Mohon tunggu...
KOMENTAR
Politik

Civil Society Solusi Survive Hadapi Corona

2 April 2020   23:03 Diperbarui: 2 April 2020   23:05 172 0
Mendahuluinya meminjam ungkapan kotemplatif yang disampaikan Ambroise Paul Toussaint Jules Valéry (1871-1945), yang populer disapa Paul Valéry, seorang penyair berkebangsaan Prancis, yang pernah dinominasikan untuk Penghargaan Nobel Kesusastraan dalam 12 tahun berbeda bahwa, “jika negara kuat, itu menghancurkan kita. Jika lemah kita binasa.” Pemaknaan kata-kata sastrawan Prancis ini, sebenarnya berangkat dari praktik-parktik negara yang otoritarian di zaman dahulu kala, dimana  beradala dalam posisi kuat dengan bertindak semena-mena terhadap rakyatnya.

Begitu pula negara yang lemah menjadikan kita bak “homo homini lupus” suatu jargon yang diperkenalkan pertama kali oleh Titus Maccius Plautus (184 SM), yang lazim dikenal dengan nama Plautus, seorang penulis naskah drama Romawi pada zaman Latin Kuno, yang berarti “manusia adalah serigala bagi sesama manusianya.” Pasalnya dalam kondisi negara lemah pertanda terabaikannya rechtsstaat, yang menjadi supremasi bagi kontuinitas civil society dalam sebuah negara maupun aspek-aspek vital determinen public lainnya.

Dalam kondisi negara lemah dalam menghadapi pendemi Corona, sebanarnya rakyat tidak perlu risau jika saja konsepsi civil society dapat mereka realisasikan dengan baik. Untuk mempertegasnya kita mengadopsi pemikiran Adam Ferguson (1723-1816), seorang filsuf berkebangsaan Skotlandia, dimana ia memaknai civil society sebagai visi etis dalam kehidupan bermasyarakat untuk memelihara tanggung jawab sosial, yang bercirikan solidaritas sosial dan yang terilhami oleh sentimen moral serta sikap saling menyayangi antar warga secara alamiah.
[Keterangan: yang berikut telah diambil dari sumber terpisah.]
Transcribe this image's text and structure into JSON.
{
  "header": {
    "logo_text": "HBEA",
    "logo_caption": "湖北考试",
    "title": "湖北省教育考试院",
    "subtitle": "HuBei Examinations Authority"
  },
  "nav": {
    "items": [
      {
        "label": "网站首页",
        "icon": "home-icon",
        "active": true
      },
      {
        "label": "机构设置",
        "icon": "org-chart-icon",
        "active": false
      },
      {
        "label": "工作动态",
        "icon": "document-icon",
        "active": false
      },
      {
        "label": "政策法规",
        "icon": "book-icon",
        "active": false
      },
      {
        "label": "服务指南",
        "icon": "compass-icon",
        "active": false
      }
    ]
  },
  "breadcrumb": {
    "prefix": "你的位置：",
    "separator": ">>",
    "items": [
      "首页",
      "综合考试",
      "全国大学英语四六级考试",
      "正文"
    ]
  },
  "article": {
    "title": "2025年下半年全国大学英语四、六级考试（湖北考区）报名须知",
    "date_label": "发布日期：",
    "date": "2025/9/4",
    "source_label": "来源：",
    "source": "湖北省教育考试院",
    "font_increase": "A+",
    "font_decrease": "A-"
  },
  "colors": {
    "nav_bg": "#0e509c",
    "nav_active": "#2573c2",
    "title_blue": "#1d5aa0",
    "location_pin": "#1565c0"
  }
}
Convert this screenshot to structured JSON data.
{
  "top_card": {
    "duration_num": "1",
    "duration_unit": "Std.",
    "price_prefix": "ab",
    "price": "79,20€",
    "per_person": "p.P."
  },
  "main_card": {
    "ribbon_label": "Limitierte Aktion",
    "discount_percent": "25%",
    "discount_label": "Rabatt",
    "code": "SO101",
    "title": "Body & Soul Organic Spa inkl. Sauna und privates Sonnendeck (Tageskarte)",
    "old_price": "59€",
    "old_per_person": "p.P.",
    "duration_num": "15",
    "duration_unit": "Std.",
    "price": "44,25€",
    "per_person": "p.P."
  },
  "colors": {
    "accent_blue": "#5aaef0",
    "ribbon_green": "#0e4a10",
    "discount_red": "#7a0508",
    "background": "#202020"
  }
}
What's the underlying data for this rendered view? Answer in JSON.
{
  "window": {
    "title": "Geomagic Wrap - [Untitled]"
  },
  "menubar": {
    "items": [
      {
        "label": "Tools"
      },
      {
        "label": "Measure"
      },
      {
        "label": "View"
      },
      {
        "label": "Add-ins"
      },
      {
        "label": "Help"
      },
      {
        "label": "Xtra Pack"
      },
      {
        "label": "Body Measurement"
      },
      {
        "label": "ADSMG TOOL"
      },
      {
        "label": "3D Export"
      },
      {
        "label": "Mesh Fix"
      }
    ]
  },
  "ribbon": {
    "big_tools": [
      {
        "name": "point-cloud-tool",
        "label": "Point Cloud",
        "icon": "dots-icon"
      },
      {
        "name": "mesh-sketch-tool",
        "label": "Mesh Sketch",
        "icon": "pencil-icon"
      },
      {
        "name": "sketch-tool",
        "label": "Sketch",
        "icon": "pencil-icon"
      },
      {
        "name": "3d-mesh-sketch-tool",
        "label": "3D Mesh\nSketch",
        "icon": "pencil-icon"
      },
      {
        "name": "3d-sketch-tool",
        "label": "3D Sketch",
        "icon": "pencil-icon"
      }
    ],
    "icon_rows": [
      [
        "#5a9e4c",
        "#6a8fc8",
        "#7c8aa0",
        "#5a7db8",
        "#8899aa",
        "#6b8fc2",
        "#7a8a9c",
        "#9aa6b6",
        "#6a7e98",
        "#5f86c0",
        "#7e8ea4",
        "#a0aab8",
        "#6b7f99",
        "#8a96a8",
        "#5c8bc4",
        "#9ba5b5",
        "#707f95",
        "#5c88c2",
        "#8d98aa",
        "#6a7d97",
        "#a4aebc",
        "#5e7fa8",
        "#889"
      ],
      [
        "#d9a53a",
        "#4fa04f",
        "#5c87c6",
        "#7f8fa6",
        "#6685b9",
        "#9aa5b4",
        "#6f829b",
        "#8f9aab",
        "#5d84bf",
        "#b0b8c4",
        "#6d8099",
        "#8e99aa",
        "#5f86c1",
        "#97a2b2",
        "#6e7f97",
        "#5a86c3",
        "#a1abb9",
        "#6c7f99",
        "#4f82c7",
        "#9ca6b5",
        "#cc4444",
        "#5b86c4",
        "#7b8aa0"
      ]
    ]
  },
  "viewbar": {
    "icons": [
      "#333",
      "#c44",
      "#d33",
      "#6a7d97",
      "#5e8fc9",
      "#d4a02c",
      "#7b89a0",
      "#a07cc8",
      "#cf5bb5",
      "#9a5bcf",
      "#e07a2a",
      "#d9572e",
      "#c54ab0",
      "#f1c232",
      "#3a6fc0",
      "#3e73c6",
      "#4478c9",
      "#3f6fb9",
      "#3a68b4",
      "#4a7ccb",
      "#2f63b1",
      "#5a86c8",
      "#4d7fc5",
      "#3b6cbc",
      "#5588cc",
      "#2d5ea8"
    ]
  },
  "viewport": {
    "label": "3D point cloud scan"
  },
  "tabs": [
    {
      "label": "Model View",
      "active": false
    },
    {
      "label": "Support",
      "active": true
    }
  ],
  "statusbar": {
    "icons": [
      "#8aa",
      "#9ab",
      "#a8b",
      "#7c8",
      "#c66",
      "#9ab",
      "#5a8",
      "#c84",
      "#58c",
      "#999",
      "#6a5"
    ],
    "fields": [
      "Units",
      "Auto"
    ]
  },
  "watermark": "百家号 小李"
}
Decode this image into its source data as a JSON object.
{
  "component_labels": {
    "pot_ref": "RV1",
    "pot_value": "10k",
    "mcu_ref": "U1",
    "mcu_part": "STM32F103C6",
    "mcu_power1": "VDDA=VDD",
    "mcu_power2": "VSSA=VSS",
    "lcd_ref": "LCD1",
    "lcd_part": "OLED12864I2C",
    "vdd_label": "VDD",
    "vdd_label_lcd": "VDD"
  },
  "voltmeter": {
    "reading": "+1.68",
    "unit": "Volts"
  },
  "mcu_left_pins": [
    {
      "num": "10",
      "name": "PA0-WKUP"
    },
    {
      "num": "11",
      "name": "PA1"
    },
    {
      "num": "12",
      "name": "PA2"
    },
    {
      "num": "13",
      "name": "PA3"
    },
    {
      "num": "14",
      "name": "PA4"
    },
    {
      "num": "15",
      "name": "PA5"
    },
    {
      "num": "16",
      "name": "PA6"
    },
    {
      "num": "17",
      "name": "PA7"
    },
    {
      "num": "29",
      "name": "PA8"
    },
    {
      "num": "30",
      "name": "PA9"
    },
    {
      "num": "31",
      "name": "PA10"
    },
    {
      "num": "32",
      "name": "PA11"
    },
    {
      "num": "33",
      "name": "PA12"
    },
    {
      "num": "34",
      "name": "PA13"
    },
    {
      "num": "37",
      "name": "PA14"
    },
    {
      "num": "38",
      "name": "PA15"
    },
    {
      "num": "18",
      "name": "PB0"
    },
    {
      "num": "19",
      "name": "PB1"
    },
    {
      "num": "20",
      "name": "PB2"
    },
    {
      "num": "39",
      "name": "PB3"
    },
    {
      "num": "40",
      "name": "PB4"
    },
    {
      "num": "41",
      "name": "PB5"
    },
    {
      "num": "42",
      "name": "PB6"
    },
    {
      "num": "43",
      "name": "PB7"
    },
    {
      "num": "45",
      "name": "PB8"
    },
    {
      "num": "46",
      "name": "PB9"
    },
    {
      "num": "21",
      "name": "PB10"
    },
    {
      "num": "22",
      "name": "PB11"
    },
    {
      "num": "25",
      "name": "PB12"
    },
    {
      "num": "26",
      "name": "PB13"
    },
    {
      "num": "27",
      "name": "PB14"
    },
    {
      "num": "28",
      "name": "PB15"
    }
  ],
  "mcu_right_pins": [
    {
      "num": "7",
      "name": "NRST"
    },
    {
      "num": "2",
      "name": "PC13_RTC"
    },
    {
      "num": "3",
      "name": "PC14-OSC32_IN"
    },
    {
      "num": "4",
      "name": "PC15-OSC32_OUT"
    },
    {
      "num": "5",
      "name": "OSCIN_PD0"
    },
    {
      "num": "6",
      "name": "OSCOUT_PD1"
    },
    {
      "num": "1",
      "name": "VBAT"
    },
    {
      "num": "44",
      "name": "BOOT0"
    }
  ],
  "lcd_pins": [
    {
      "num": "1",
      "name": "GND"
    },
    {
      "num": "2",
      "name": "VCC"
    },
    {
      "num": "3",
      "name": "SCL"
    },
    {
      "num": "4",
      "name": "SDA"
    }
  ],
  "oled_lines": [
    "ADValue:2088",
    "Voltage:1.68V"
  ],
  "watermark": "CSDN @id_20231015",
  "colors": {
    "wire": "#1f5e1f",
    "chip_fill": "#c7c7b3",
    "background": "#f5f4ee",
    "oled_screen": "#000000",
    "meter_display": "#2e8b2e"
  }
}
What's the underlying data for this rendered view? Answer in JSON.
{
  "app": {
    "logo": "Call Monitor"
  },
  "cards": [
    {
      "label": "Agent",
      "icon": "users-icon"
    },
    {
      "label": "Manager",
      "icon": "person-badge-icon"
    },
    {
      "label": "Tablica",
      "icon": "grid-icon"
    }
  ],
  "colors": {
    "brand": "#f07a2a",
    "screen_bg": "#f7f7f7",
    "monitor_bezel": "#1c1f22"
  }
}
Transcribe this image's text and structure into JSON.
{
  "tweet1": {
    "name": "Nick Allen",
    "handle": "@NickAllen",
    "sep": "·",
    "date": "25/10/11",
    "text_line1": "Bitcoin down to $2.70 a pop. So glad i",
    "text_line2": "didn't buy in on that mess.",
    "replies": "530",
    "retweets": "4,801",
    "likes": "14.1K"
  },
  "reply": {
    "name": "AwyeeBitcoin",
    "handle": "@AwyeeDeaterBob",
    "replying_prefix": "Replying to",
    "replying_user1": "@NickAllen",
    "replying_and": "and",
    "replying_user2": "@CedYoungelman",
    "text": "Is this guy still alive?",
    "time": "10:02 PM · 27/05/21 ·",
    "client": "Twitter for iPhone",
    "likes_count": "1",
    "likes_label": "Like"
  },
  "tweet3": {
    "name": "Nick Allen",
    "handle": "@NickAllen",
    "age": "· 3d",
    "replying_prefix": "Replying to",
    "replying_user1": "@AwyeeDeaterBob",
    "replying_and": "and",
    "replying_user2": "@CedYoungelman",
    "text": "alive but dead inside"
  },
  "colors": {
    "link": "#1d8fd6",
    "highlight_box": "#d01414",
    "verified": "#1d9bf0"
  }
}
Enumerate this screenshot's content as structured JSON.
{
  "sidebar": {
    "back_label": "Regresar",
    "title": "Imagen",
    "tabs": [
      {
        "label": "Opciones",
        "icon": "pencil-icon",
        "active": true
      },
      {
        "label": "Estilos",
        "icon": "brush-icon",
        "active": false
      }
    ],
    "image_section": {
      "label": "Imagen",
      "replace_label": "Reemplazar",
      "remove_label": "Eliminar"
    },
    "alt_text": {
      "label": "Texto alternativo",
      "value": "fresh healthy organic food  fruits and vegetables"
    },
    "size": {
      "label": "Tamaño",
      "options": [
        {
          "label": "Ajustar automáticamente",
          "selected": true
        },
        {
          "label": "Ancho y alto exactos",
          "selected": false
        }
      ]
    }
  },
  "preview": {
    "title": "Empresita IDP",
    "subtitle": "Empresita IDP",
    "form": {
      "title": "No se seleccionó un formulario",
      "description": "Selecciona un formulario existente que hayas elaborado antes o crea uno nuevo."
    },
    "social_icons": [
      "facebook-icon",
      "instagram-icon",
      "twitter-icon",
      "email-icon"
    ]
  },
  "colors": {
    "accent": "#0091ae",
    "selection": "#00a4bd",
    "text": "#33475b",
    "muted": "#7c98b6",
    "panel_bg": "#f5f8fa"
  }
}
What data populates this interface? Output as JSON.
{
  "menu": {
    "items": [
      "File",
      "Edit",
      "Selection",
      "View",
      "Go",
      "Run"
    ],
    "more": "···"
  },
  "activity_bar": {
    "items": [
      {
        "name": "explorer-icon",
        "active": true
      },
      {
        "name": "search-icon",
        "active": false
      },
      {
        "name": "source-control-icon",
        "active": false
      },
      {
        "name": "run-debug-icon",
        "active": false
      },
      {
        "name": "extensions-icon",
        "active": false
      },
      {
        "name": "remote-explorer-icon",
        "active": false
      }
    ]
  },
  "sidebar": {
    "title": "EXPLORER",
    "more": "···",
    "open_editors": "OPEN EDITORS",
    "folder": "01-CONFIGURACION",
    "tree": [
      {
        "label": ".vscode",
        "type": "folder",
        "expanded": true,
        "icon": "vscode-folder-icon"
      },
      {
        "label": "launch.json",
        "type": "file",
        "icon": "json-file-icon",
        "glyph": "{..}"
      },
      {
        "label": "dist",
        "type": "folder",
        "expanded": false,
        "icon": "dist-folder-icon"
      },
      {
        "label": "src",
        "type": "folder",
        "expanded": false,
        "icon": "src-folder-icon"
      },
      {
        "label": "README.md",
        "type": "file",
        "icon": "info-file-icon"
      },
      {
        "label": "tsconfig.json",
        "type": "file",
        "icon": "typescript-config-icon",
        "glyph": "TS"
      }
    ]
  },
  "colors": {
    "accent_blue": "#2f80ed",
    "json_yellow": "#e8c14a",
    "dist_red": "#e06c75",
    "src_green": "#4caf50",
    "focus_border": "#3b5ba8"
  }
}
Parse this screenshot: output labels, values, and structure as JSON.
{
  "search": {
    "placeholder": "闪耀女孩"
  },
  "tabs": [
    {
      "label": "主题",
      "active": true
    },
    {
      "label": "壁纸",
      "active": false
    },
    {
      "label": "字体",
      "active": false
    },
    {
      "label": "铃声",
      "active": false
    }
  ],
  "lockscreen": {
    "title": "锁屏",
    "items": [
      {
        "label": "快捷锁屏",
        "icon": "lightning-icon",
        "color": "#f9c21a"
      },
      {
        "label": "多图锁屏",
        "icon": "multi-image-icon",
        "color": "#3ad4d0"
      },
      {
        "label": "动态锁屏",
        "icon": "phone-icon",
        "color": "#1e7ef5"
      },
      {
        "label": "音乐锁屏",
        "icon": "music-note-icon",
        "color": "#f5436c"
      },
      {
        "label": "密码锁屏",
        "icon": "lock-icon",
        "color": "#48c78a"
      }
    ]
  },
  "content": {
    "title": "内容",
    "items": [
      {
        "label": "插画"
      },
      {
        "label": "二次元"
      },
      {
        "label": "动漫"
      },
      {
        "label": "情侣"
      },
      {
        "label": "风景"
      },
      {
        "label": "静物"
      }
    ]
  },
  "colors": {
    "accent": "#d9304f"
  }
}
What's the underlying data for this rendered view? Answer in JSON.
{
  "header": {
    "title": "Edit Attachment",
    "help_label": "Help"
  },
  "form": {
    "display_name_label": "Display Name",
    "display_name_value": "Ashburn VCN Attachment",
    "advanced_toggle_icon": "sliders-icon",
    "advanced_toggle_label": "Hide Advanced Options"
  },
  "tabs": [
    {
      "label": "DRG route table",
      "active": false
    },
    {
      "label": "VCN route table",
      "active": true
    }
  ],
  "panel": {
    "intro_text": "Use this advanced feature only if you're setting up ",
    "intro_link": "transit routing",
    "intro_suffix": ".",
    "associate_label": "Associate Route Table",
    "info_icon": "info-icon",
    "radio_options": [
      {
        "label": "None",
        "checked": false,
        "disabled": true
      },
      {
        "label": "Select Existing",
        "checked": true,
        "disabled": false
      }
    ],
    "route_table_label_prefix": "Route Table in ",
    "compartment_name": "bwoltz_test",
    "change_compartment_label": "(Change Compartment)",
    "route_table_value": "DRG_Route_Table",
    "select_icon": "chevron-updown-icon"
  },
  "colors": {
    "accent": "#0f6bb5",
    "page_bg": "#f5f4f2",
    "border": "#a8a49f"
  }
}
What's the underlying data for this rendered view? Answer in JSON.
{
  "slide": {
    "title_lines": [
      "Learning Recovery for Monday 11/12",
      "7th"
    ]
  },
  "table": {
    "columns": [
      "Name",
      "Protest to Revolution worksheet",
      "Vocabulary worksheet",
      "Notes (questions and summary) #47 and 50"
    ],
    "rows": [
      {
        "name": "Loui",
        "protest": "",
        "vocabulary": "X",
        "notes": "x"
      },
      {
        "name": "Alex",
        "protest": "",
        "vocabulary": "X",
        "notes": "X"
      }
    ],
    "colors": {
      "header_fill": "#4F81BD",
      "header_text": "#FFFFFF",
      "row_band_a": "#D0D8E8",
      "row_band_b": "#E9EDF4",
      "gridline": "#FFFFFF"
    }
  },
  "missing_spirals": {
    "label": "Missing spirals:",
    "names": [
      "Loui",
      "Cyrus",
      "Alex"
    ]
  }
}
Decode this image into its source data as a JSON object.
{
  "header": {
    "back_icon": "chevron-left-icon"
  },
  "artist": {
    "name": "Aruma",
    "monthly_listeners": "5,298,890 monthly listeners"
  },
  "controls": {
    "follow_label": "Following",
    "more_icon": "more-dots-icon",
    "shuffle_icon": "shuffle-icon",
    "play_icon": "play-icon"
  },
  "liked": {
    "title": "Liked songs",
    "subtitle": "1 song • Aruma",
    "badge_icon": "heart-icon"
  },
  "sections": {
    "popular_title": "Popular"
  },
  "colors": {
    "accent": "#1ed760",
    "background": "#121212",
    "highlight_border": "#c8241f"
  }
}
Pada titik ini, maka tanggungjawab sosial, yang relevan dengan civil society dalam menghadapi pendemi Corona yakni, menyangkut dengan komitmen usaha untuk bertindak secara etis, dan sinirgis serta mandiri dari civil society tatkala negara belum optimal dalam menanggulangi pendemi Corona. Pada konteks inilah civil society dimaknai Alexis de Tocqueville (1805-1859), seorang filsuf berkebangsaan Prancis sebagai entitas penyeimbang kekuatan negara, menurutnya civil society tidak apriori subordinatif terhadap negara, tetapi mempunyai sifat otonom dan memiliki kapasitas politik cukup tinggi yang mampu menjadi penyeimbang untuk menahan kecenderungan intervensi negara.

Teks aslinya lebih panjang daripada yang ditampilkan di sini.